E il miracolo di Venezia sono i veneziani, che si nascondono anche loro. In ogni calle ci sono i resistenti: veneziani che si salutano, passano davanti a un bar e gridano «Ciao Ilaria», «Vecio come x’è?», elegantissimi, ironici, raffinati da secoli di cosmopolitismo e libertà di pensiero, di incontro con lo straniero e da feste in maschera, dove si seduce con il ballo e con l’arguzia. Non li vedi subito in mezzo a quelle orde di macchine fotografiche sopra a magliette colorate, ma se stai fermo immobile li senti: parlano con il cane a spasso, tra loro mentre si scambiano qualche battuta prima di ripartire, si chiamano dalla finestra.
Conversazioni
È sera. Bar sotto casa di Mario, vicino al cinema Giorgione. Bepi è parte della combriccola. Sta leggendo un libro, anzi, deve proprio tornare a casa per continuare a leggerlo. «Voglio capire da cosa nasce la proprietà. Perché ho letto Marx e non me lo ha spiegato. Allora spero di capirlo in questo altro libro. Buona serata a tutti…».
Arriva Tullio. Non lo aspettavano. «Non sei dalle tue parti, ai Carmini? Lì c’è vita, c’è la libreria Marco Polo… In campo fanno tutti spritz, ma ai Carmini c’è quel bacaro in ordine no?». No, non c’è più. Ormai i bacari, i tipici locali veneziani da aperitivo, stanno rinunciando al vino della casa uno dopo l’altro: «E questo significa far fuori i veneziani», mi guardano tristi. Ma perché? Cosa si guadagna a far fuori i veneziani? «I veneziani fanno perdere tempo; i turisti vanno veloce e spendono di più», mi spiegano.

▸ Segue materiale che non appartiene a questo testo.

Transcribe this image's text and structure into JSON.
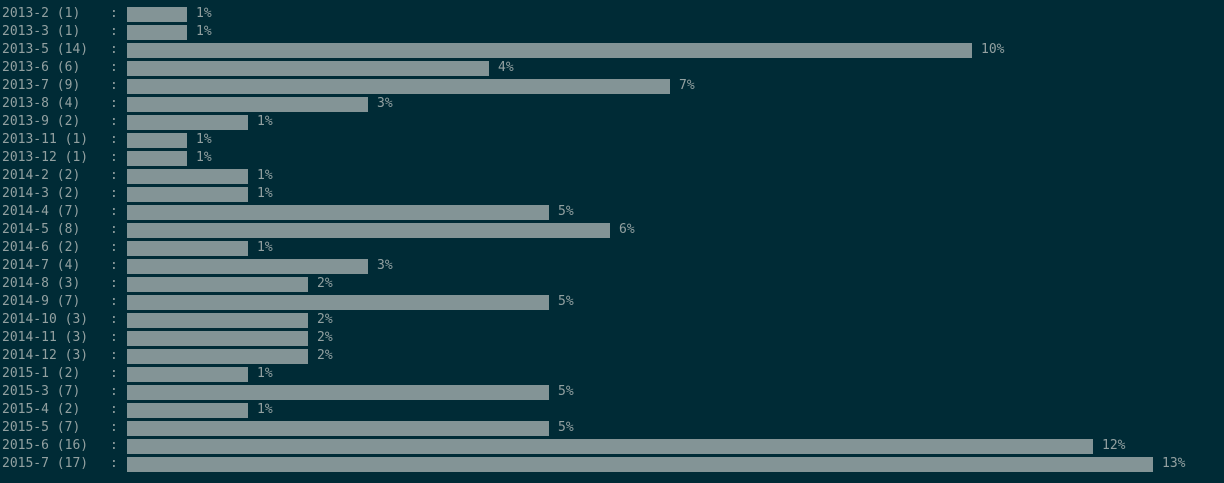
{
  "colors": {
    "background": "#002b36",
    "bar": "#839496",
    "text": "#93a1a1"
  },
  "separator": ":",
  "chart_data": {
    "type": "bar",
    "orientation": "horizontal",
    "categories": [
      "2013-2",
      "2013-3",
      "2013-5",
      "2013-6",
      "2013-7",
      "2013-8",
      "2013-9",
      "2013-11",
      "2013-12",
      "2014-2",
      "2014-3",
      "2014-4",
      "2014-5",
      "2014-6",
      "2014-7",
      "2014-8",
      "2014-9",
      "2014-10",
      "2014-11",
      "2014-12",
      "2015-1",
      "2015-3",
      "2015-4",
      "2015-5",
      "2015-6",
      "2015-7"
    ],
    "counts": [
      1,
      1,
      14,
      6,
      9,
      4,
      2,
      1,
      1,
      2,
      2,
      7,
      8,
      2,
      4,
      3,
      7,
      3,
      3,
      3,
      2,
      7,
      2,
      7,
      16,
      17
    ],
    "row_labels": [
      "2013-2 (1)",
      "2013-3 (1)",
      "2013-5 (14)",
      "2013-6 (6)",
      "2013-7 (9)",
      "2013-8 (4)",
      "2013-9 (2)",
      "2013-11 (1)",
      "2013-12 (1)",
      "2014-2 (2)",
      "2014-3 (2)",
      "2014-4 (7)",
      "2014-5 (8)",
      "2014-6 (2)",
      "2014-7 (4)",
      "2014-8 (3)",
      "2014-9 (7)",
      "2014-10 (3)",
      "2014-11 (3)",
      "2014-12 (3)",
      "2015-1 (2)",
      "2015-3 (7)",
      "2015-4 (2)",
      "2015-5 (7)",
      "2015-6 (16)",
      "2015-7 (17)"
    ],
    "percent_labels": [
      "1%",
      "1%",
      "10%",
      "4%",
      "7%",
      "3%",
      "1%",
      "1%",
      "1%",
      "1%",
      "1%",
      "5%",
      "6%",
      "1%",
      "3%",
      "2%",
      "5%",
      "2%",
      "2%",
      "2%",
      "1%",
      "5%",
      "1%",
      "5%",
      "12%",
      "13%"
    ]
  }
}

Campo Santa Margherita, 10 del mattino. Un signore anziano va dal tabaccaio con il sacchetto della spesa. Chiede il Corriere della Sera, paga e poi prima di infilare il giornale nella sua sporta, si rivolge all’edicolante: «Posso metterlo con il prosciutto, lei che è del mestiere?». «Anco coe sarde», risponde pronto il giornalaio, con un ghigno furbo, intelligente, immortale. E così inizia una nuova giornata.
SETTE ESPRESSIONI LOCALI
Ombra de vin
Bicchiere di vino. Un tempo San Marco era la piazza del mercato. Il vino veniva venduto all’ombra del campanile, per tenerlo in fresco. Così è nata questa espressione: «andiamo
a berci un’ombra?».
Ti ga i gransi in scarsea
Hai le braccine corte, sei tirchio, non metti mai le mani in tasca per prendere il portafoglio come se avessi paura di essere morso dai granchi.
Ti ga ciapa’ un plastego
Ti impappini. Viene dal gergo delle barche: se nel motore si incastra un sacchetto di plastica, la barca si inceppa. Come quando si ha la lingua impastata, oppure si fa una papera.
So ciapa’ coe bombe
Ho moltissime cose da fare. Come se dovessi correre sotto le bombe, non trovo il tempo
di fermarmi e riposare.
Oro benon, ciò
È oro, benone, ottimo, perfetto. Ciò è un’intercalare tipico veneziano – come il che argentino, il quoi francese… – e si può mettere dappertutto.
Petina scorese
Il materassaio, definito dall’immagine di uno che pettina le scoregge degli altri.
More (amore)
Un’altra meraviglia di Venezia è che tutti ti chiamano «amore», anche se non ti conoscono. Anche gli amici si chiamano l’un l’altro more.